The court also denied the motion to dismiss plaintiff's alleged violations of the Equal Protection and Due Process Clauses of the Fourteenth Amendment.

Antrican v. Buell involved claims that because of low reimbursement rates for dentists under the state Medicaid program, plaintiffs could not obtain Medicaid covered dental services in the geographic areas where they lived.

The court denied a motion to dismiss on 11th Amendment grounds. It found that the case sought only prospective relief. It rejected a claim that plaintiffs were asserting claims under state law. Although the reimbursement rates were set by the state, the issue was whether the rates complied with federal law. It also found no special sovereignty issues in the Medicaid program.

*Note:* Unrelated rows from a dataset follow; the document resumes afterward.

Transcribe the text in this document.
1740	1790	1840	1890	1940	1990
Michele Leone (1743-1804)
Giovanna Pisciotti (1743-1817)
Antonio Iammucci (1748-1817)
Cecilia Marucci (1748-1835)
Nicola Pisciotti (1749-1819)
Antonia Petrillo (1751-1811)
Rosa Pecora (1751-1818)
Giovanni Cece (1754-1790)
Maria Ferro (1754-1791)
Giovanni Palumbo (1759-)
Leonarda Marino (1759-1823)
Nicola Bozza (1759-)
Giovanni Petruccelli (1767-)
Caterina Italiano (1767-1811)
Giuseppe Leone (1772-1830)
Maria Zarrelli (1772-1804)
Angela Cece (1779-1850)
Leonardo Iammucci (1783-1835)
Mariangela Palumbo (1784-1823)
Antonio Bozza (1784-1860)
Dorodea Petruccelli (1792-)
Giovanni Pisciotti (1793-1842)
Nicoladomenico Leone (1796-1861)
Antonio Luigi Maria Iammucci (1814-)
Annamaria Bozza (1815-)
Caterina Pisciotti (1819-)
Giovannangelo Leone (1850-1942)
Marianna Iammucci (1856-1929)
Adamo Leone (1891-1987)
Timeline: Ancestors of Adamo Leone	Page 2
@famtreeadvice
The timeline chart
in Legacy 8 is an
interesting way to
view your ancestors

The court went on to find that almost all of plaintiffs' claims were for rights enforceable under Section 1983. These include claims for equal access and quality care (42 U.S.C. § 1396a(a)(30)(A)); statewide availability (42 U.S.C. § 1396a(a)(1)); reasonable promptness (42 U.S.C. § 1396a(a)(8)); comparability (42 U.S.C. § 1396a(a)(10)(B); and various sections of the EPSDT program.